La spettacolarizzazione del dolore attira l’attenzione mediatica verso il borgo abruzzese. Quella di Maccio Capatonda è una critica sociale forte, espressa con una comicità che evidenzia l’imbarazzante gestione hollywoodiana dei
casi drammatici da parte della televisione italiana. Ad Acitrullo sbarca Donatella Spruzzone, abile conduttrice del programma “Chi l’acciso”, col chiaro intento di raggiungere il boom di ascolti. “Una volta che passa dentro quella scatola, tutto diventa puro intrattenimento, e la verità non conta più niente” recita in un certo frangente la giornalista del celeberrimo programma. Una frase che racchiude perfettamente il modo in cui i grandi editori delle televisioni si pongono nei confronti di casi simili.

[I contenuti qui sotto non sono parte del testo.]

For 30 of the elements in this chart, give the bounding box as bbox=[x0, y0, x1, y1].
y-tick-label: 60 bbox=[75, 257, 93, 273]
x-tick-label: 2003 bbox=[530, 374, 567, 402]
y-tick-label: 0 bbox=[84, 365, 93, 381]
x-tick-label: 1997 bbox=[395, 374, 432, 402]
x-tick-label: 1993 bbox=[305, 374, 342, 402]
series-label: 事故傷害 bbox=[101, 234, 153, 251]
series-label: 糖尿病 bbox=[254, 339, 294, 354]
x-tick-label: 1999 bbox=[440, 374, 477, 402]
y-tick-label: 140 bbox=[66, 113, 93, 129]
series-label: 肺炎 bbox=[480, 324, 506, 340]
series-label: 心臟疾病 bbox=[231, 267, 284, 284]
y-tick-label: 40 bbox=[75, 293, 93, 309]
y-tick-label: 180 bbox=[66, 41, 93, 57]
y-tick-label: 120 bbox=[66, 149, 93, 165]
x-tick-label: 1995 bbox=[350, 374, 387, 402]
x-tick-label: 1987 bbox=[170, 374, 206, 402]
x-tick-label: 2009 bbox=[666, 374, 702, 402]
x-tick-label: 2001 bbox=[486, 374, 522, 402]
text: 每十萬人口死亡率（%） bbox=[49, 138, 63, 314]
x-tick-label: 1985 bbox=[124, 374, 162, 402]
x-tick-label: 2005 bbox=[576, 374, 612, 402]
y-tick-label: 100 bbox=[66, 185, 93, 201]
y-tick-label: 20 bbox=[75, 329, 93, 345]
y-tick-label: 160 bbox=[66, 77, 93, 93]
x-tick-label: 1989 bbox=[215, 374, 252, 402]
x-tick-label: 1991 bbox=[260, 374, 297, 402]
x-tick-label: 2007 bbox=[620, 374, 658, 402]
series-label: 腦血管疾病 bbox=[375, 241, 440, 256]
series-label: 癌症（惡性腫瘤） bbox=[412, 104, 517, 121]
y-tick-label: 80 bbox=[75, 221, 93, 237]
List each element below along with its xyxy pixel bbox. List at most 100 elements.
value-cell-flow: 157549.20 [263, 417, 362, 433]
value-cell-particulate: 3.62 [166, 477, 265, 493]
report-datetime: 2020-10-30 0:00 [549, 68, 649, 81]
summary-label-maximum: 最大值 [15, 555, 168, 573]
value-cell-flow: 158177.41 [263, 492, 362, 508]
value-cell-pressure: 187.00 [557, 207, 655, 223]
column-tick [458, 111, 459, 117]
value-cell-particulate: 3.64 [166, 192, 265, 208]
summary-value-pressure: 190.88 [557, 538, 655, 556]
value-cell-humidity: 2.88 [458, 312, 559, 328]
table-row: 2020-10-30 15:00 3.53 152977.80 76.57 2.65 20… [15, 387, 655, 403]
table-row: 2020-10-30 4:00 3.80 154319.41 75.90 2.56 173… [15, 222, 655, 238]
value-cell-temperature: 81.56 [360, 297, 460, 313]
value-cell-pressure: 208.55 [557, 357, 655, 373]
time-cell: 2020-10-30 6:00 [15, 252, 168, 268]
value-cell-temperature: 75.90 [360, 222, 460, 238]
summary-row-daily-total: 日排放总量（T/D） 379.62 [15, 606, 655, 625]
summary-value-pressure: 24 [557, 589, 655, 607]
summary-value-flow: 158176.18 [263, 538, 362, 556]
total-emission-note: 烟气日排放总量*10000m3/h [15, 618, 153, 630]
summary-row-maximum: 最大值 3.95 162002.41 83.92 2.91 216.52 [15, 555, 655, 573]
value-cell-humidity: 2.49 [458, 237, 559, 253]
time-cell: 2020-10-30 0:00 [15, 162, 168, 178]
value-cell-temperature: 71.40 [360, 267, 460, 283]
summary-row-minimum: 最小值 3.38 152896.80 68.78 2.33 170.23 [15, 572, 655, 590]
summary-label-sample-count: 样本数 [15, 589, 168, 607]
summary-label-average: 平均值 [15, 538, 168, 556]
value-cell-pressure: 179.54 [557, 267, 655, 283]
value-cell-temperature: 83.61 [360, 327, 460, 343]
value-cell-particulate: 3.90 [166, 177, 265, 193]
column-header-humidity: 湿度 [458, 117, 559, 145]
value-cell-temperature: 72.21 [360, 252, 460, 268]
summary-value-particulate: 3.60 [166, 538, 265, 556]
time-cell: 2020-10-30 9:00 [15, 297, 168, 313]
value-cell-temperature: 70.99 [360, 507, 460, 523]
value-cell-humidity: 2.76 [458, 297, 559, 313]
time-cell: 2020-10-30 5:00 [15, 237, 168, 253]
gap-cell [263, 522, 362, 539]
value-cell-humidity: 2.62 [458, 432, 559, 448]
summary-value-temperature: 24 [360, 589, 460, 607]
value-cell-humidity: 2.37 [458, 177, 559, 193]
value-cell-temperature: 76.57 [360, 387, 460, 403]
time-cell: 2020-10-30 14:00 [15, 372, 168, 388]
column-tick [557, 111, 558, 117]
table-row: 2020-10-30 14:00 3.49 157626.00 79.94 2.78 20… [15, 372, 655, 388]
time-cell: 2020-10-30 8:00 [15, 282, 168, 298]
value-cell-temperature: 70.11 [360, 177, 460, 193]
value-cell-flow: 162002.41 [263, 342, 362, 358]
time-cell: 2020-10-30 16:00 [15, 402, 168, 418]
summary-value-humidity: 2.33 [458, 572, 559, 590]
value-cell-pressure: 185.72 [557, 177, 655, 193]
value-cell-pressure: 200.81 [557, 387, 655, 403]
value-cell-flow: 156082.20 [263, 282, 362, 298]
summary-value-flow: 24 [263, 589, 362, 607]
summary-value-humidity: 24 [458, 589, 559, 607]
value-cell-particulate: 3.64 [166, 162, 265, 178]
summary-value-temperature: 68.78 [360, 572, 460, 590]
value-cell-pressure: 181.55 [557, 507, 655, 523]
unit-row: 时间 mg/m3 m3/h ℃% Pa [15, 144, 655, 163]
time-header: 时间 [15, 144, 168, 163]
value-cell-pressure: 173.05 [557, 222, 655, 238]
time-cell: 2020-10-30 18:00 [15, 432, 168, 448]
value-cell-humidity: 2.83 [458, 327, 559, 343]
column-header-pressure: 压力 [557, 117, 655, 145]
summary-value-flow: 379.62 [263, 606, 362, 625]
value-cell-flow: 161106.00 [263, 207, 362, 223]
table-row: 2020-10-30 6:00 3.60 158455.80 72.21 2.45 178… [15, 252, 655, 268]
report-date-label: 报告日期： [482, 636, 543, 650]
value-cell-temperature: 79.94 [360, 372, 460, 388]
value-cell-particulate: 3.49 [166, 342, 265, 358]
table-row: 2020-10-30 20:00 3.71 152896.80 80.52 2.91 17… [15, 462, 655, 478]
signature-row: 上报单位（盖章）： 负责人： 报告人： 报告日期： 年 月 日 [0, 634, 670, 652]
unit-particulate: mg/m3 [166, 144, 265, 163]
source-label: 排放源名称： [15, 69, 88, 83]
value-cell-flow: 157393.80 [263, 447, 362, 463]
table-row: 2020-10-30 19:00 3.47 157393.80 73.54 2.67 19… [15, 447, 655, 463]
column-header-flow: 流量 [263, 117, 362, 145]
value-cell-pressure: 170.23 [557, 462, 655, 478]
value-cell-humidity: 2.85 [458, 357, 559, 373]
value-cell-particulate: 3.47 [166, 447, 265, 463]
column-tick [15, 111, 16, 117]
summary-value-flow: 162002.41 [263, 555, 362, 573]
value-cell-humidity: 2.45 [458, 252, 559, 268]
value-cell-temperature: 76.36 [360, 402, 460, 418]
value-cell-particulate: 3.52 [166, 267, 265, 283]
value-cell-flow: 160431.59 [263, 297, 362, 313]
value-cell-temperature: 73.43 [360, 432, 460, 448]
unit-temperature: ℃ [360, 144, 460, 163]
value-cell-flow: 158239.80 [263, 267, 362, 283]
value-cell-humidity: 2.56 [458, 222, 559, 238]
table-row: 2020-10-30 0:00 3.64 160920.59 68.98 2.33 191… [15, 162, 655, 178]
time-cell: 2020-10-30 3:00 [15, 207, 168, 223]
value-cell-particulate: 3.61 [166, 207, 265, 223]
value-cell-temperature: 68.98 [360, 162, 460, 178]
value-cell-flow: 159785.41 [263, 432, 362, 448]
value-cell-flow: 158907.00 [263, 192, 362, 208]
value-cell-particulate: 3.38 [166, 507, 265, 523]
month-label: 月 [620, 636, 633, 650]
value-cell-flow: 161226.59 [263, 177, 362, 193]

L’intrattenimento regna sovrano e sembra non porsi limiti. È questo filo comune che lega tutti i dolorosi episodi di cronaca nera degli ultimi anni. Davanti a tragici delitti cadono tutti i valori morali e vince la curiosità. Un’onda cavalcata da televisioni e giornalisti, che sui luoghi interessati creano veri e proprio set cinematografici per non perdersi neanche un collegamento live. “Chi l’acciso” ricorda in modo abbastanza intuitivo i più noti programmi dei nostri palinsesti e la loro gestione di casi come il Delitto di Aventrana o l’omicidio di Yara Gambirasio.
Un film ben riuscito, che vaga tra satira, commedia e finto giallo, per far emergere una denuncia importante. La televisione e la sua tendenza verso lo show oscurano la verità, lo spettatore, insieme alla sua attenzione, è schiavo di un sistema che spesso riesce nel suo intento.